Well, that’s the heart of the matter, isn’t it: under your view, how do you justify a claim that I have the burden of proof? If you use it to place the onus on your opponent to make arguments while exempting yourself from doing so, then you need to be able to do far more than simply say it. You have to be able to justify it objectively. Otherwise, it turns into rhetoric to cover up the flaws in your argument, or the fact that you lack justifications you should have.
On the specific point, if someone brings up objections to a theory and all you can do is assert that only climate scientists can settle those questions, the only way that isn’t an appeal to authority fallacy is if you don’t use that as an argument against the objections. One part of this fallacy is that you claim that because they are an authority they cannot be wrong, or should be just taken at their word. Again, scepticism itself denies that this is valid, and it isn’t valid. So you can off-load the debate to a higher authority than yourself, but you can’t use that to claim that the objection isn’t valid.

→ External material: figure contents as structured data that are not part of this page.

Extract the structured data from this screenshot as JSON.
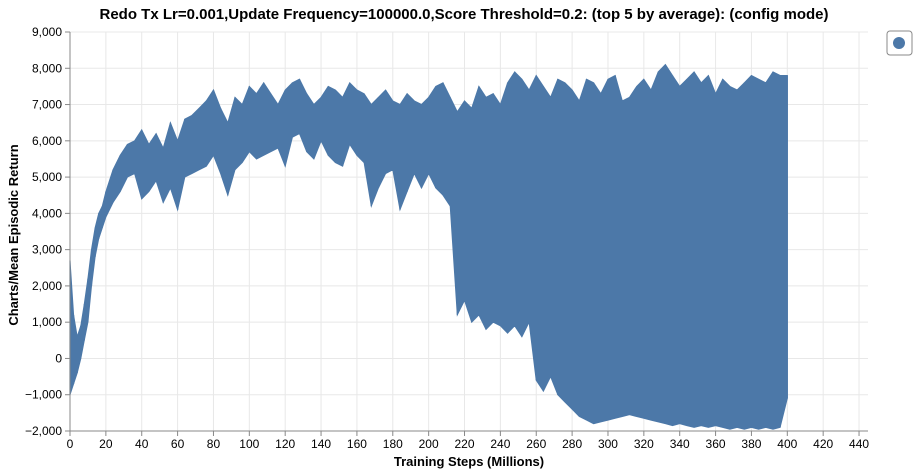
{
  "chart_data": {
    "type": "line",
    "title": "Redo Tx Lr=0.001,Update Frequency=100000.0,Score Threshold=0.2: (top 5 by average): (config mode)",
    "xlabel": "Training Steps (Millions)",
    "ylabel": "Charts/Mean Episodic Return",
    "xlim": [
      0,
      445
    ],
    "ylim": [
      -2000,
      9000
    ],
    "xticks": [
      0,
      20,
      40,
      60,
      80,
      100,
      120,
      140,
      160,
      180,
      200,
      220,
      240,
      260,
      280,
      300,
      320,
      340,
      360,
      380,
      400,
      420,
      440
    ],
    "yticks": [
      -2000,
      -1000,
      0,
      1000,
      2000,
      3000,
      4000,
      5000,
      6000,
      7000,
      8000,
      9000
    ],
    "xtick_labels": [
      "0",
      "20",
      "40",
      "60",
      "80",
      "100",
      "120",
      "140",
      "160",
      "180",
      "200",
      "220",
      "240",
      "260",
      "280",
      "300",
      "320",
      "340",
      "360",
      "380",
      "400",
      "420",
      "440"
    ],
    "ytick_labels": [
      "−2,000",
      "−1,000",
      "0",
      "1,000",
      "2,000",
      "3,000",
      "4,000",
      "5,000",
      "6,000",
      "7,000",
      "8,000",
      "9,000"
    ],
    "grid": true,
    "legend_position": "top-right",
    "series": [
      {
        "color": "#4c78a8",
        "x": [
          0,
          2,
          4,
          6,
          8,
          10,
          12,
          14,
          16,
          18,
          20,
          24,
          28,
          32,
          36,
          40,
          44,
          48,
          52,
          56,
          60,
          64,
          68,
          72,
          76,
          80,
          84,
          88,
          92,
          96,
          100,
          104,
          108,
          112,
          116,
          120,
          124,
          128,
          132,
          136,
          140,
          144,
          148,
          152,
          156,
          160,
          164,
          168,
          172,
          176,
          180,
          184,
          188,
          192,
          196,
          200,
          204,
          208,
          212,
          216,
          220,
          224,
          228,
          232,
          236,
          240,
          244,
          248,
          252,
          256,
          260,
          264,
          268,
          272,
          276,
          280,
          284,
          288,
          292,
          296,
          300,
          304,
          308,
          312,
          316,
          320,
          324,
          328,
          332,
          336,
          340,
          344,
          348,
          352,
          356,
          360,
          364,
          368,
          372,
          376,
          380,
          384,
          388,
          392,
          396,
          400
        ],
        "y_high": [
          2700,
          1200,
          600,
          900,
          1500,
          2200,
          3000,
          3600,
          4000,
          4200,
          4600,
          5200,
          5600,
          5900,
          6000,
          6300,
          5900,
          6200,
          5800,
          6500,
          6000,
          6600,
          6700,
          6900,
          7100,
          7400,
          6900,
          6500,
          7200,
          7000,
          7500,
          7300,
          7600,
          7300,
          7000,
          7400,
          7600,
          7700,
          7300,
          7000,
          7200,
          7500,
          7400,
          7200,
          7600,
          7400,
          7300,
          7000,
          7200,
          7400,
          7100,
          7000,
          7300,
          7100,
          7000,
          7200,
          7500,
          7600,
          7200,
          6800,
          7100,
          6900,
          7500,
          7200,
          7300,
          7000,
          7600,
          7900,
          7700,
          7400,
          7800,
          7500,
          7200,
          7700,
          7600,
          7400,
          7100,
          7700,
          7600,
          7300,
          7700,
          7800,
          7100,
          7200,
          7500,
          7700,
          7400,
          7900,
          8100,
          7800,
          7500,
          7700,
          7900,
          7600,
          7800,
          7300,
          7700,
          7500,
          7400,
          7600,
          7800,
          7700,
          7600,
          7900,
          7800,
          7800
        ],
        "y_low": [
          -1000,
          -700,
          -400,
          0,
          500,
          1000,
          2000,
          2800,
          3300,
          3600,
          3900,
          4300,
          4600,
          5000,
          5100,
          4400,
          4600,
          4900,
          4300,
          4700,
          4100,
          5000,
          5100,
          5200,
          5300,
          5600,
          5100,
          4500,
          5200,
          5400,
          5700,
          5500,
          5600,
          5700,
          5800,
          5300,
          6100,
          6200,
          5700,
          5500,
          6000,
          5600,
          5400,
          5300,
          5900,
          5600,
          5400,
          4200,
          4700,
          5100,
          5200,
          4100,
          4600,
          5100,
          4700,
          5100,
          4700,
          4500,
          4200,
          1200,
          1600,
          1000,
          1200,
          800,
          1000,
          900,
          700,
          900,
          600,
          1000,
          -600,
          -900,
          -500,
          -1000,
          -1200,
          -1400,
          -1600,
          -1700,
          -1800,
          -1750,
          -1700,
          -1650,
          -1600,
          -1550,
          -1600,
          -1650,
          -1700,
          -1750,
          -1800,
          -1850,
          -1800,
          -1850,
          -1900,
          -1850,
          -1900,
          -1850,
          -1900,
          -1950,
          -1900,
          -1950,
          -1900,
          -1950,
          -1900,
          -1950,
          -1900,
          -1100
        ]
      }
    ]
  }
}
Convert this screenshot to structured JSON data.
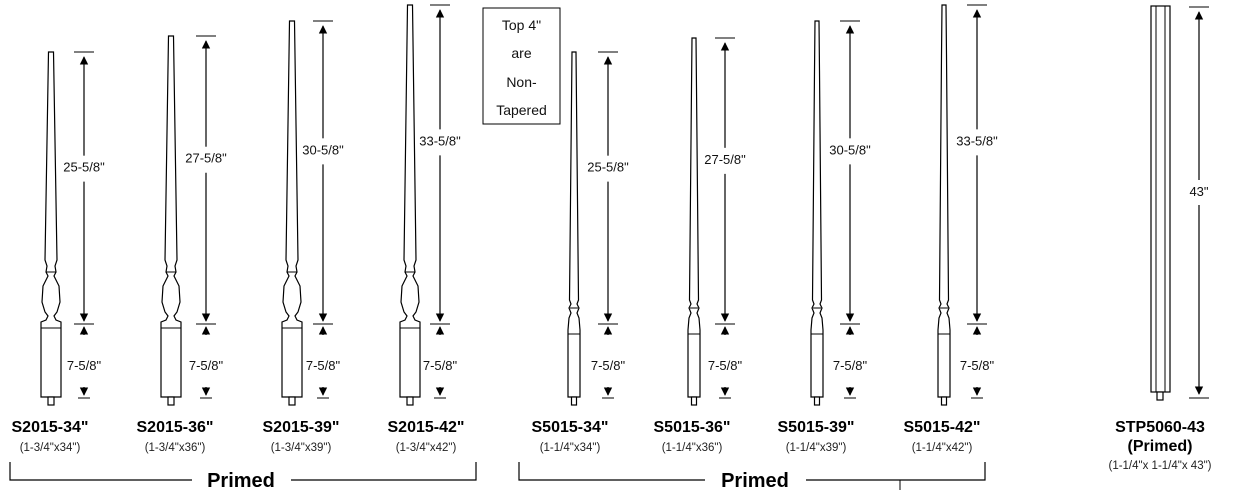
{
  "note": [
    "Top 4\"",
    "are",
    "Non-",
    "Tapered"
  ],
  "balusters": [
    {
      "id": "S2015-34\"",
      "size": "(1-3/4\"x34\")",
      "upper": "25-5/8\"",
      "lower": "7-5/8\"",
      "style": "S2015"
    },
    {
      "id": "S2015-36\"",
      "size": "(1-3/4\"x36\")",
      "upper": "27-5/8\"",
      "lower": "7-5/8\"",
      "style": "S2015"
    },
    {
      "id": "S2015-39\"",
      "size": "(1-3/4\"x39\")",
      "upper": "30-5/8\"",
      "lower": "7-5/8\"",
      "style": "S2015"
    },
    {
      "id": "S2015-42\"",
      "size": "(1-3/4\"x42\")",
      "upper": "33-5/8\"",
      "lower": "7-5/8\"",
      "style": "S2015"
    },
    {
      "id": "S5015-34\"",
      "size": "(1-1/4\"x34\")",
      "upper": "25-5/8\"",
      "lower": "7-5/8\"",
      "style": "S5015"
    },
    {
      "id": "S5015-36\"",
      "size": "(1-1/4\"x36\")",
      "upper": "27-5/8\"",
      "lower": "7-5/8\"",
      "style": "S5015"
    },
    {
      "id": "S5015-39\"",
      "size": "(1-1/4\"x39\")",
      "upper": "30-5/8\"",
      "lower": "7-5/8\"",
      "style": "S5015"
    },
    {
      "id": "S5015-42\"",
      "size": "(1-1/4\"x42\")",
      "upper": "33-5/8\"",
      "lower": "7-5/8\"",
      "style": "S5015"
    }
  ],
  "groups": [
    "Primed",
    "Primed"
  ],
  "square": {
    "id": "STP5060-43",
    "finish": "(Primed)",
    "size": "(1-1/4\"x 1-1/4\"x 43\")",
    "height": "43\""
  }
}
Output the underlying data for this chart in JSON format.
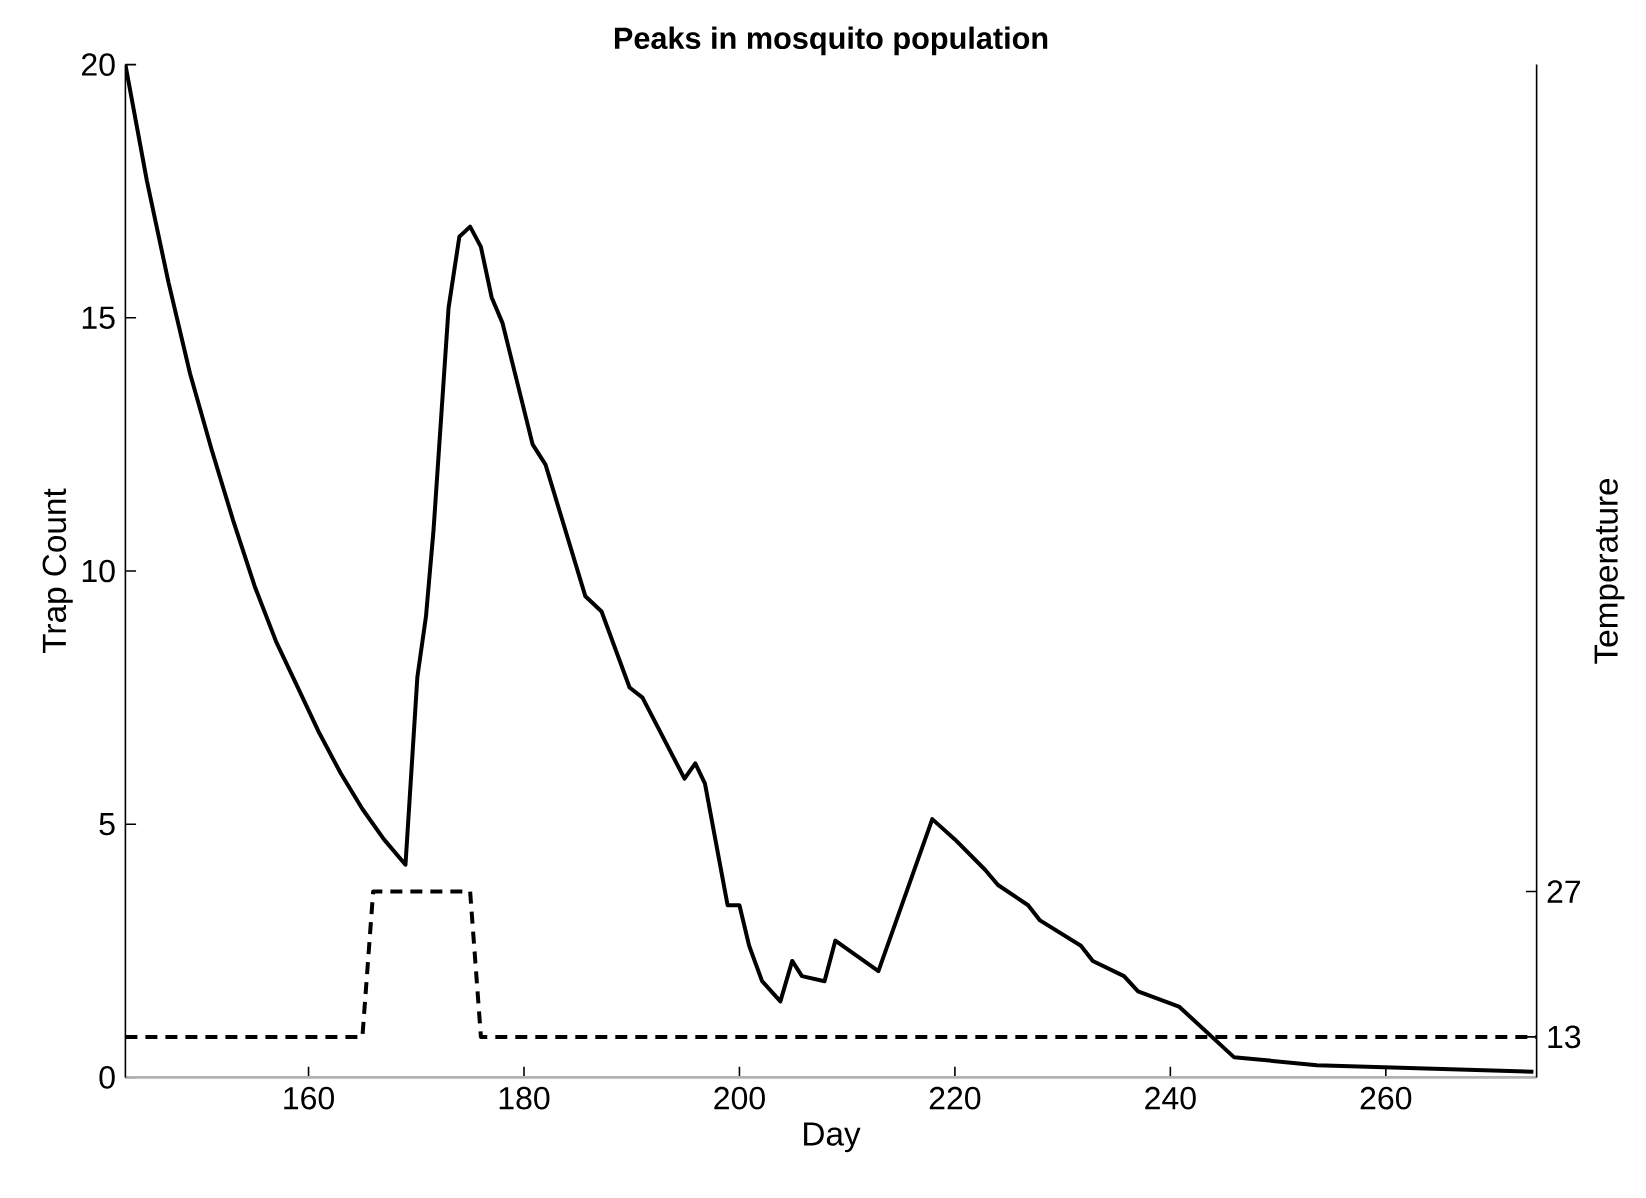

Basically, proper uses of the appeal to authority, it seems to me, are limited to “I am justified in accepting this because these experts who should know accept it, and remain justified until I receive sufficient evidence otherwise”.
On the theological point, if you are examining the concept of god of course you are going to, at some point, start talking about specific conceptions of that god, just as when you’re talking about ethics you’re going to talk about specific ethical systems. But it seems to me that your biggest complaint about theology is that it always turns into apologetics, into nothing more than trying to justify one conception at all costs. I argue that it can, but that this is common in philosophy and science as well, and that not all examinations of theology — even of specific gods — turns into this. Academic theology outside of specific institutions does this. You had people examining Plantinga, for example, who both agreed and disagreed with his Christian theological underpinnings, and I’m sure that people who agreed with his views criticized them and people who disagreed with his views defended them in case. THAT’S how academic philosophy and theology work, and it’s only because we are people that other concerns too often sneak in.
I think this is using a bit of nitpicking to dodge the point. The point was that atheists are trying to convince me that a belief I hold is false, just as AGW deniers and creationists do to you. I, on the other hand, am not trying to do that to atheists. Does that not mean that they have the burden of proof, and not me?